Hydrothermal carbonization (HTC) is one promising process to convert biomass into carbonaceous solid, i.e. hydrochar, effectively (Cao et al., 2017), which is conducted at temperatures of 180–280 °C in water. Recently, it has been widely used in agricultural field for the agricultural wastes conversion to valuable chemicals. Among various agricultural wastes, straws produced from crops with high contents of extractives and lignocellulose, are suitable for hydrochar (HC) production via HTC (Reza et al., 2013). Hydrochars are made up of carbon spheres and present a higher degree of aromatization with larger number of oxygen-containing groups on the surface, which benefits its affinity for water contaminant. Most recent studies mainly focus on the sorption capacity of host hydrochar, for example, Li et al. (2019) reported the adsorption amount of Zn (II) by straw hydrochar was up to 112.8 mg/g. Although progress has been made, the adsorption capacity of host hydrochar was still restricted by insufficient surface functionalities, there is still a lot of space for improvement.

Prior studies have demonstrated that combining adsorbent matrix with the functionality polymers could significantly promote the adsorption performance (Suzaimi et al., 2020). Polyethyleneimine (PEI), which is a hydrosoluble cationic polyelectrolyte, has been recognized that its branched macromolecule and the primary (1/4), secondary (2/4), and ternary amine (3/4) groups exhibit outstanding affinity to metal ions (Wang et al., 2020). However, it is difficult to applicate PEI as adsorbent directly because of its free molecule form.

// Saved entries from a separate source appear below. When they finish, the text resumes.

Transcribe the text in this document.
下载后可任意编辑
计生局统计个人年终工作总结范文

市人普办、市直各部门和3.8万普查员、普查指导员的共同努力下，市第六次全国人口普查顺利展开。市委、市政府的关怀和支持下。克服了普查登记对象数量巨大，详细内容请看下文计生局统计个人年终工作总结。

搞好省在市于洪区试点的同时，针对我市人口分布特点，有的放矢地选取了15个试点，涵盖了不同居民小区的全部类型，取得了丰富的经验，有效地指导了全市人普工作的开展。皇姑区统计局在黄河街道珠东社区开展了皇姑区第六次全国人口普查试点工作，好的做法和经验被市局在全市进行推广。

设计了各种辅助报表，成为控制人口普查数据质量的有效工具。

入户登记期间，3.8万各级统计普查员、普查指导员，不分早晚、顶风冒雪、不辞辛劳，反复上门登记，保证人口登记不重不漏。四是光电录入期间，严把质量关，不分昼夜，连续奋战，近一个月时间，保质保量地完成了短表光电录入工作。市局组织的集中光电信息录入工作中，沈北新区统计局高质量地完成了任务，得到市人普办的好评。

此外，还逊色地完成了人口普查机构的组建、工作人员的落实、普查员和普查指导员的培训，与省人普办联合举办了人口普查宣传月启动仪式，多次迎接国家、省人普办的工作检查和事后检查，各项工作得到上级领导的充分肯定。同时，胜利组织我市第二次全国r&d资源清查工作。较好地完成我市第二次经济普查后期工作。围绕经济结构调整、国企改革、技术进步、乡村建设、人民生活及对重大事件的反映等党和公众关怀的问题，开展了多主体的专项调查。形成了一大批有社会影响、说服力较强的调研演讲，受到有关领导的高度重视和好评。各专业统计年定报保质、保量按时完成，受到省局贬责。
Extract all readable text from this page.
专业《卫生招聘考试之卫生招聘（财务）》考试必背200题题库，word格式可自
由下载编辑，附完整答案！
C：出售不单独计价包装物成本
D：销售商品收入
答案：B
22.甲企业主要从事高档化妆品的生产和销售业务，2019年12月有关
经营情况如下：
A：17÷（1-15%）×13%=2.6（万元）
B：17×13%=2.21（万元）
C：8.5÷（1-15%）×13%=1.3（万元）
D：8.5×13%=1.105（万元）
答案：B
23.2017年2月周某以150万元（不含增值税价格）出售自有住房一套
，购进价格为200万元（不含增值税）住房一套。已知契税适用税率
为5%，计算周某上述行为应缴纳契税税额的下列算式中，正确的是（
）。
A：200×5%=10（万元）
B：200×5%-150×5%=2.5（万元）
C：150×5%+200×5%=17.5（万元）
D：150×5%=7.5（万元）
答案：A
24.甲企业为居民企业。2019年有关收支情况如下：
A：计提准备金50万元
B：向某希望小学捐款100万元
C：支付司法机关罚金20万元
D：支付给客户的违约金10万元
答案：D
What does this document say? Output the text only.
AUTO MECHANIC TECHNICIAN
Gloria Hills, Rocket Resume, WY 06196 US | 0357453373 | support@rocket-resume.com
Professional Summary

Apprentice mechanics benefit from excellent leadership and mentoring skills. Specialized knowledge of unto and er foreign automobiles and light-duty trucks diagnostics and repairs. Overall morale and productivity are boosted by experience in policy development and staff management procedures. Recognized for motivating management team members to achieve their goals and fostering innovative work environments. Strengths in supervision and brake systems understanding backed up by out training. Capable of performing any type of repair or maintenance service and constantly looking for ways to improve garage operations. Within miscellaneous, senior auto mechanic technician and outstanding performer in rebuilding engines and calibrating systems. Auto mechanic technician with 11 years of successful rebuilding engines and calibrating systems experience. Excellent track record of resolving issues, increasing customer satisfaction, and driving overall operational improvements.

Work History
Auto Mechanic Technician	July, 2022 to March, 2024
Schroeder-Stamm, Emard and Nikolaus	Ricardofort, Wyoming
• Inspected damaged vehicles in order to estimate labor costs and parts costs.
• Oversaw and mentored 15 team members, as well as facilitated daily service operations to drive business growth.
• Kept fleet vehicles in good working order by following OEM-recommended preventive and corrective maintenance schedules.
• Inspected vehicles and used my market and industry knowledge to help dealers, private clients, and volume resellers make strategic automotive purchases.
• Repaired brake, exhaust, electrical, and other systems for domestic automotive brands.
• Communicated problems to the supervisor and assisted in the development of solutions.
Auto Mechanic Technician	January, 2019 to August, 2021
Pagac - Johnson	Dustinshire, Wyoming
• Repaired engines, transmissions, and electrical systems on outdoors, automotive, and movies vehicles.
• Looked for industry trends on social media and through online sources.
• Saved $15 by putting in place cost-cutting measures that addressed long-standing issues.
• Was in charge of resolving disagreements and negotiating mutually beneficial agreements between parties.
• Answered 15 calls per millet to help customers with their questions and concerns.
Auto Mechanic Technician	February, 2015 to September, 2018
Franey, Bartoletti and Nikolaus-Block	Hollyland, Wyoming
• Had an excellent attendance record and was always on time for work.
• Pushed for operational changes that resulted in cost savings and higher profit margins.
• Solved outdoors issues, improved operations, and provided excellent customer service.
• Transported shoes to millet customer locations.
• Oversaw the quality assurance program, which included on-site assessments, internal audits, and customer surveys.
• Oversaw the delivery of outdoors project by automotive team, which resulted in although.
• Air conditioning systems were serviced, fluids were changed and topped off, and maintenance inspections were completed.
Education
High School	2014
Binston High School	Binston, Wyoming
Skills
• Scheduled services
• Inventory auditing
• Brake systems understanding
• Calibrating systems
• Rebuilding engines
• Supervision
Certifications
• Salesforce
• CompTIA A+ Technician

Therefore, it is necessary to immobilize PEI on host material to form a suitable and engineered adsorbent for environmental pollution control (Ma et al., 2020). Some studies have verified that PEI modified materials possessed excellent adsorption ability to remove heavy metal ions from aqueous. Wang et al. (2020) reported that PEI modified peanut shell possessed the adsorption quantity toward Cr(VI) was up to 42.5 mg/g at 293 K. Jin et al. (2017) synthesized PEI modified bacterial cellulose that showed the maximum adsorption capacity on Pb(II) was 141 mg/g. And as reported by Zhang et al. (2016), PEI modified nanofibril adsorbent had good Cu(II) removal ability and its maximum capacity was 52.32 mg/g. Compared with these host matrices, hydrochar has more abundant organic functional groups. It is expected that the hydrochar as the host would have a higher adsorption potential. Nevertheless, the procedure of grafting and crosslinking is necessary for PEI immobilization onto the host material. It is difficult to guarantee the PEI loading efficiency and desired properties. Therefore, the regeneration of the precursor of hydrochars via chemical activation is considered to promote mass transfer and catalyst/modifier loadings. A few studies have demonstrated the effect of chemical reagents (NaOH, KOH, HCl, etc.) on the activation of carbon materials (Zhang et al., 2020a; Jain et al., 2016). However, less have concentrated on the role of acid/alkali activation in PEI loadings.

Our hypothesis is to strengthen the surface functionalization of pristine HC through chemical activation, thereby increasing the grafting amount of nitrogen-containing functional groups on the surface of HC during PEI modification, and finally achieve the goal of improving the removal efficiency of the HC matrix to metal ions. The combination of physical chemistry and instrumental chemistry was used to verify this hypothesis. The present study examined the synthesis of PEI loaded hydrochars beyond a chemical activation pretreatment and applied them to remove metal ions in aqueous media. Specifically, it mainly includes (1) to evaluate the influence of acid and alkali pretreated hydrochar to enhance PEI grafting; (2) to examine the adsorption behaviors of acid- and alkali-PEI-HC as functional adsorbents comprehensively; (3) to investigate the potential mechanism for removing Cu(II) and Zn(II). Furthermore, the views on the prospects of HTC products applicated as absorbent precursor are discussed, and come up with suggestions.